Utility improvements and temporary traffic lights at Exit 333 will help traffic flow during construction this spring. Staff will also install permanent signals at Salem Highway ramps north of Exit 337. When possible, early actions will close lanes at off-peak times.

“We anticipate maintaining at least one lane of traffic in each direction on University Boulevard and SH-33 between March and June,” Project Manager Conner Huffaker stated.

This summer’s construction will close each interchange individually. University Boulevard interchange closure is expected in June. August should see the SH-33 interchange closed. The detour route will stay open while one interchange is under development. USA-20 will remain available to through traffic during construction.

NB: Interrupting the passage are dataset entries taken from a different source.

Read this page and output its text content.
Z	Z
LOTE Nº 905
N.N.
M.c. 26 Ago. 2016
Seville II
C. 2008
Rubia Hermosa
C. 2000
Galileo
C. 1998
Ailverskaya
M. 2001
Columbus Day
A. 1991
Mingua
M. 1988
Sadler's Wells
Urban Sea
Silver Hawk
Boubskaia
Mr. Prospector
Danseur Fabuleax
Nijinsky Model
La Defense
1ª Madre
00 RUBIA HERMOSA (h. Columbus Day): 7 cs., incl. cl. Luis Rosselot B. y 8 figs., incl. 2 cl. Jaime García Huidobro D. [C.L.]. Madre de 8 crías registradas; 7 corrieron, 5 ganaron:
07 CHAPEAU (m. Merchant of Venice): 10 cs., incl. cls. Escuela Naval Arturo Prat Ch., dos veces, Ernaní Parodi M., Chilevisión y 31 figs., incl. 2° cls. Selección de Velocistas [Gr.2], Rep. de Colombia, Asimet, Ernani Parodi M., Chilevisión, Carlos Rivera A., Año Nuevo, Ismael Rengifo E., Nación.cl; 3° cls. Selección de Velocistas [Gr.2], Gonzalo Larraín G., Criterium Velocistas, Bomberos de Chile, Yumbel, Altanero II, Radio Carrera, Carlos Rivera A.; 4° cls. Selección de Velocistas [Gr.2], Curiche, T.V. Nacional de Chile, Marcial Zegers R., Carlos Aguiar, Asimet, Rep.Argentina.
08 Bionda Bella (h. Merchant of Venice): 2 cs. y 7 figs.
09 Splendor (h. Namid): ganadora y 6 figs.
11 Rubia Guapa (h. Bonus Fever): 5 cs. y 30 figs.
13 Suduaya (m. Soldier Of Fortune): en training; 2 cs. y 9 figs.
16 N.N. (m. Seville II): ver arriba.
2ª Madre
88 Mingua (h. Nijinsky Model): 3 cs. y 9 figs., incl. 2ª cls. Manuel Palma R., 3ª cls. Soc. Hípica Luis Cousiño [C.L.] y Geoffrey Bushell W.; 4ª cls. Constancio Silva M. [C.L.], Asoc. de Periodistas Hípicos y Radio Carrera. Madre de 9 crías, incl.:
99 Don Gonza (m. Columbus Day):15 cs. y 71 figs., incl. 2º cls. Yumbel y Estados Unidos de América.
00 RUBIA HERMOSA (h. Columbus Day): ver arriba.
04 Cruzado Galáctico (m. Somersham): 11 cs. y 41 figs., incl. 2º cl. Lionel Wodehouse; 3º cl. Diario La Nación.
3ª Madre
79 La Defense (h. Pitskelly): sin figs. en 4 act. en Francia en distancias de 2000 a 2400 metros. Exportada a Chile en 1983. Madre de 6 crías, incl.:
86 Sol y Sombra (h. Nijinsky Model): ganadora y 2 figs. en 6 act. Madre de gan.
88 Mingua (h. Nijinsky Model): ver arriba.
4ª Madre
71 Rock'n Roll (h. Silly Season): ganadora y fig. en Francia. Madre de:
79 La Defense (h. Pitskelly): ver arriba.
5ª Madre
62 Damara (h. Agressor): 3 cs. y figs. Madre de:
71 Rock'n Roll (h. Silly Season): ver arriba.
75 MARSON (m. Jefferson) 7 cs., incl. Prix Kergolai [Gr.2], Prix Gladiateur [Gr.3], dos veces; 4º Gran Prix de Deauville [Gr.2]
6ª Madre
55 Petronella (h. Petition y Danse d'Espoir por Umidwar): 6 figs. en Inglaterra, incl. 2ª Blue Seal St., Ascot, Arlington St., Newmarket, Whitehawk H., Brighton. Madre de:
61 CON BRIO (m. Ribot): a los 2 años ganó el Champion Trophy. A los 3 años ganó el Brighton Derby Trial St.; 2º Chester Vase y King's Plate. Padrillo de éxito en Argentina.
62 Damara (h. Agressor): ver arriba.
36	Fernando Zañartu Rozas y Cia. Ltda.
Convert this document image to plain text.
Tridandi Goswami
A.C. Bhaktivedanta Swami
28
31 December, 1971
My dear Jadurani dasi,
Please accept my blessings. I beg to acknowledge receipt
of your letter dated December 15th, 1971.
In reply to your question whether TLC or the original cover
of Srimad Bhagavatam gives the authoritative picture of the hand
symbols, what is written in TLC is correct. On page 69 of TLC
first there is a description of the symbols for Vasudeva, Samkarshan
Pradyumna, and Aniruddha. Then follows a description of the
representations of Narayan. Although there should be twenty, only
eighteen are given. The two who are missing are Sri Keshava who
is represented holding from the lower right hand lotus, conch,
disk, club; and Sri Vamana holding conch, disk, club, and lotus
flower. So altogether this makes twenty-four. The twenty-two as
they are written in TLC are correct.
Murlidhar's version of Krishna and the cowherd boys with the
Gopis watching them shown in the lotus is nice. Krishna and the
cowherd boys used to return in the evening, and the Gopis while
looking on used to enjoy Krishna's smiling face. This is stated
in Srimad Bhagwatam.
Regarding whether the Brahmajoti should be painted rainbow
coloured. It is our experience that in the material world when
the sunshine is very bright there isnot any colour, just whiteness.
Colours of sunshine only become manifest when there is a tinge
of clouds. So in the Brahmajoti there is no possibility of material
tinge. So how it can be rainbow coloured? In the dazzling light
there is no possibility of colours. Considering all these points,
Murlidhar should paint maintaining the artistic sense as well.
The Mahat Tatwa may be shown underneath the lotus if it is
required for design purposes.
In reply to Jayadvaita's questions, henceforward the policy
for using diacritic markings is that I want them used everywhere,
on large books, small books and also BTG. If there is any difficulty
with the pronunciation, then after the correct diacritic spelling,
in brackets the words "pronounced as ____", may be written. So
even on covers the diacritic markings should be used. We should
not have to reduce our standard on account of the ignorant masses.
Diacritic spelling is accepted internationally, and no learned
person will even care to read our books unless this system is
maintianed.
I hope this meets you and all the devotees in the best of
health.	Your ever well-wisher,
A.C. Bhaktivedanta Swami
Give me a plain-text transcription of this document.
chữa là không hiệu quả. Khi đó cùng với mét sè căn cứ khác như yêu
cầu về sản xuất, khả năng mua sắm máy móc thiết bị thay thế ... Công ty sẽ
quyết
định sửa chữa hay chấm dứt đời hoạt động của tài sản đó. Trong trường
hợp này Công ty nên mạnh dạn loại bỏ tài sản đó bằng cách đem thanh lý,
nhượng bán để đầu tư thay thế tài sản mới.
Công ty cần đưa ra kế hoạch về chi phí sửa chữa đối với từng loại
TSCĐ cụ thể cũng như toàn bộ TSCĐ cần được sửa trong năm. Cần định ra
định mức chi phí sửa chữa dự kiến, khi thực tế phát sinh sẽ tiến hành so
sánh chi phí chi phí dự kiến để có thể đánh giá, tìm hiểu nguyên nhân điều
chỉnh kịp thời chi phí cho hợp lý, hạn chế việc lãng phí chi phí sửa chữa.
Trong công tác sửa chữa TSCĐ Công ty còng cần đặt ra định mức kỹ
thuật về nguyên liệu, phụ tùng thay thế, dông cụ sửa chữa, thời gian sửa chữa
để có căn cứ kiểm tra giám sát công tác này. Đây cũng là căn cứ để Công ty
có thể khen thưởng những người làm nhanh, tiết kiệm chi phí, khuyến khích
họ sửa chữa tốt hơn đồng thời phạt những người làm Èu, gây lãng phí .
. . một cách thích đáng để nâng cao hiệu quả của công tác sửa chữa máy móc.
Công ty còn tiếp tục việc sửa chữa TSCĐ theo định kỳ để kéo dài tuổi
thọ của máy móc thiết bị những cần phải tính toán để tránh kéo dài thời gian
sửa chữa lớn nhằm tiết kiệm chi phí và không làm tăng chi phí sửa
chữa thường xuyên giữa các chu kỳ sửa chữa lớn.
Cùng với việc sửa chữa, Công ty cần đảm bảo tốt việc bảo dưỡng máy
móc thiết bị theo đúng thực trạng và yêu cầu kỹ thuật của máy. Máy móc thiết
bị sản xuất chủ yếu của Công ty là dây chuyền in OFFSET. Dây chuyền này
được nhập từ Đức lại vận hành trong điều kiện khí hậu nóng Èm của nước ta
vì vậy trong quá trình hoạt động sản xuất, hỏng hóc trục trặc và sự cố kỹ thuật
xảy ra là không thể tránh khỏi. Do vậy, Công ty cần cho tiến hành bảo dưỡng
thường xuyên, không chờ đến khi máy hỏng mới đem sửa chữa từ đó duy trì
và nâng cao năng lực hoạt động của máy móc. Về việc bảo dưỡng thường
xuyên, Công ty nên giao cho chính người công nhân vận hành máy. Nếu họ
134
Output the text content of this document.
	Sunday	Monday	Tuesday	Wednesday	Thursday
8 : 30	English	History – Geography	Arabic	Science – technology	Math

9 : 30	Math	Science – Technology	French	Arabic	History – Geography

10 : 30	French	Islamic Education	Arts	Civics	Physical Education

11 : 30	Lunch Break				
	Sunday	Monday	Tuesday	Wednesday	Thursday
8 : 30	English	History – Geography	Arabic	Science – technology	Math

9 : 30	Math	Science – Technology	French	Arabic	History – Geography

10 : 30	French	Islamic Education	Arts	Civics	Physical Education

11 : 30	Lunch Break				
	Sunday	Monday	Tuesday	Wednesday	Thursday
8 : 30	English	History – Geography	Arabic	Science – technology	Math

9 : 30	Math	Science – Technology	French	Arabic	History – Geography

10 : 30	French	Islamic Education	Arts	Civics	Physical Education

Crews expect to finish by late October.

After completion, both interchanges will be diverging diamond interchanges. After years of technical data analysis and community consultation, the DDI design was adopted. Learn how to drive via the new interchanges in this video.

ITD will hold an open house at Madison High School from 4 to 6 p.m. on April 2 to discuss construction plans and implications. More information will be online then.

Contractor HK Contractors is handling this $22 million project.

Summary of today’s construction news

In summary, the US construction industry is expected to rise overall in 2024, although there will be significant changes in demand. A sharp fall in multifamily construction will be more than offset by a small to moderate growth in single-family homebuilding in the residential sector. The future of non-residential categories is uncertain for retail and higher education and grim for office and warehouse buildings.

On the other hand, every interchange will need to be completely closed, one at a time, during construction this summer. June is when the interchange at University Boulevard is expected to be completely closed. August is when the interchange at SH-33 is expected to close completely. The other interchange will continue to operate as a detour route while the first is closed for construction. During construction, US-20 will continue to be accessible through traffic.